Grem Records è una costola della ben più nota squadra di Ultimate Frisbee, i viola Gremlins – noti soprattutto nel sottobosco del panorama frisbeestico italiano, e poco apprezzati anche lì.
Dopo la folgorazione di mettere in musica gli schemi di gioco per aiutare i compagni più incapaci, l'arte ha preso il sopravvento e l'esigenza sportiva si è trasformata in qualcosa di più grande. Raccontiamo il nostro mondo a tinte violacee e cantiamo la nostra epoca spaziando di genere in genere, perché non siamo musicisti veri ma almeno siamo poliedrici e poliglotti.
Più che una canzone, questo è un manifesto programmatico del disfattismo atletico, una ballad struggente che narra le gesta di guerrieri vestiti di un viola imperiale ma dotati della capacità polmonare di un posacenere. È l'inno ufficiale di chi scende in campo già sapendo che il vero obiettivo non è la meta avversaria, bensì il bancone del baretto. Il testo ci dipinge un affresco tattico desolante: difese sul lato sbagliato, layout inesistenti e quei famosi "spari" che sembrano perfetti appena escono di mano, ma che sono destinati inesorabilmente a cadere nel vuoto insieme alle speranze di vittoria. Una squadra dedicata ai "Maestri di Sbrago"

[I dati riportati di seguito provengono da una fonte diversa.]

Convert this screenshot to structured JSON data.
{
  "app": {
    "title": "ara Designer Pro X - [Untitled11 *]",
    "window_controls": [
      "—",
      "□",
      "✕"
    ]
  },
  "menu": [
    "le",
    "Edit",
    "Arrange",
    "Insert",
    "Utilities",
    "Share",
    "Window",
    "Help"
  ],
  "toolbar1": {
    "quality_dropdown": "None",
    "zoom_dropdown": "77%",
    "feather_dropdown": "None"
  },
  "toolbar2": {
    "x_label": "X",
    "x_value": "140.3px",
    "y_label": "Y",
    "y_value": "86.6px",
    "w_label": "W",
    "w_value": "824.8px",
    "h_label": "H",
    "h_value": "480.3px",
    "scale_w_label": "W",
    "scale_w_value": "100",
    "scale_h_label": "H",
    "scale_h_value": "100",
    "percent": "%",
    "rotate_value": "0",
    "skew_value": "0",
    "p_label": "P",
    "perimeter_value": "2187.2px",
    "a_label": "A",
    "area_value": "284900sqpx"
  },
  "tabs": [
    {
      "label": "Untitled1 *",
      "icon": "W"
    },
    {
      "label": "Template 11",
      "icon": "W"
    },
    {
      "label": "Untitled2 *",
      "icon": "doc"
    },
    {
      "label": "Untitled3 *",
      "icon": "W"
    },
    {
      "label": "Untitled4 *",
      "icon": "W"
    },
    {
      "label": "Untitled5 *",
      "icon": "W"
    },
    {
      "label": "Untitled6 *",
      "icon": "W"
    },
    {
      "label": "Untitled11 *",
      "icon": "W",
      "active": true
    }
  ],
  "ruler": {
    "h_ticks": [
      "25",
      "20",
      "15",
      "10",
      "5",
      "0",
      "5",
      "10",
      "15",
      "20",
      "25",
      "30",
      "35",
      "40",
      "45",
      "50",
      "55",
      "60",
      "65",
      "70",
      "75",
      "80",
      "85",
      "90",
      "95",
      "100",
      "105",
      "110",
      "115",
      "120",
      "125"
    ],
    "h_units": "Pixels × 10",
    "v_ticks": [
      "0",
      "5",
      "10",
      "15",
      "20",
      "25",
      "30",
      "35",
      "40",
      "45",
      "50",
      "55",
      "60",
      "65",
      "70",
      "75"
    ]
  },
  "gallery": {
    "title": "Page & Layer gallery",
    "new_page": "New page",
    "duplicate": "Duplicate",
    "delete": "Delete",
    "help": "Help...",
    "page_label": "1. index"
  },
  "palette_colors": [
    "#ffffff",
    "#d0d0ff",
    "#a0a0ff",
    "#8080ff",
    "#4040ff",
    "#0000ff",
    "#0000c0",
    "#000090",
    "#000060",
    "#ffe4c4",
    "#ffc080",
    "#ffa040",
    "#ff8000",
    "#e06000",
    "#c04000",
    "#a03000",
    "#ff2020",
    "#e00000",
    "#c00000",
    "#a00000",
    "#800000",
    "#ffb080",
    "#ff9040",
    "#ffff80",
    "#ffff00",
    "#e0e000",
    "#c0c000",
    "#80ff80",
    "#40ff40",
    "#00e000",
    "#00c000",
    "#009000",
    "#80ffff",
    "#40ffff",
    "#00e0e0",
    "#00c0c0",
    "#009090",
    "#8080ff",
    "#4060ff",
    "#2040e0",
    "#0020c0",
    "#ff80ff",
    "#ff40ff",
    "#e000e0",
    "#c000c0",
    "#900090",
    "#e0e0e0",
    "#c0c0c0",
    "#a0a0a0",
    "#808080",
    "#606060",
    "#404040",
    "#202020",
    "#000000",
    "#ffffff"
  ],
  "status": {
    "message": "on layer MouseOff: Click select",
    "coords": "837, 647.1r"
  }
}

Un’elegia crepuscolare dedicata all'accanimento terapeutico, una melodia che risuona al ritmo non di tacchetti che battono sul terreno, ma di costosi referti di risonanze magnetiche sventolati come bandiere di guerra. Questo brano cattura l'essenza di chi affronta lo sport con la consapevolezza che correre non è solo faticoso, ma è un vero e proprio "crimine" morale, un insulto alla dignità di chi preferisce contemplare il cielo (o il fondo di un Gin Tonic) piuttosto che marcare a uomo. Tra le righe si legge il dramma esistenziale di chi, guardando i giovani della prima squadra volare, sogna non la gloria, ma un upgrade cibernetico, un cuore d'acciaio stile Iron Man per sostituire quello biologico ormai stanco. Il tutto culmina nel pellegrinaggio finale verso le paludi di Padova, dove la vera sfida non sono gli avversari, ma zanzare geneticamente modificate che prendono la rincorsa per nutrirsi di quel poco sangue rimasto in circolo.

Un capolavoro straziante, un pezzo neomelodico-apocalittico che gronda pathos, devozione e sugo di pomodoro. Tutto nasce da quel momento storico, realmente documentato, in cui l'apostolo Alessà gridò in faccia al Pontefice la frase che cambiò il destino della cristianità: "Saluta i Grem Papa". La canzone è ambientata durante il Conclave del futuro: i fedeli attendono in Piazza San Pietro, ma dal comignolo non esce né fumo bianco né nero. La fumata è inequivocabilmente Viola. Il testo dipinge un affresco vaticano nel caos più totale: San Pietro inciampa nel provolone, Padre Guglio benedice la folla con un fiatella alla cipolla capace di convertire i peccatori, e Cinghia il Barbuto osserva la scena con lo sguardo criminale di chi sta per scatenare l'inferno. È l'inno della fine dei tempi, una profezia in dialetto che ci ricorda che quando il mondo crollerà, non sentiremo le trombe dell'Apocalisse, ma solo un accorato grido napoletano che ci invita a salutare la squadra un'ultima volta.

Abbassate i finestrini e alzate i bassi, perché si entra nella Dancehall della tattica difensiva. Questo pezzo Reggae è un tutorial ballabile che spiega, passo dopo passo, l'unica "Junk Defence" che i Gremlins eseguono a memoria da oltre dieci anni, un reperto archeologico che continua inspiegabilmente a funzionare. Il testo celebra un meraviglioso incidente glottologico: l'americano "Nuts" (dadi), tradotto maldestramente dai pionieri italiani in "Nocciolina", piazzando così un piccolo legume a fare da muro invalicabile al centro del campo. Tra Cacciaviti che serrano i lati e un Trapano che perfora le speranze avversarie, la canzone trasforma il campo in un cantiere edile impenetrabile, dove l'attacco si schianta contro una prima coppa solida come il ritmo in levare di una sound system giamaicana. Jah bless the zone.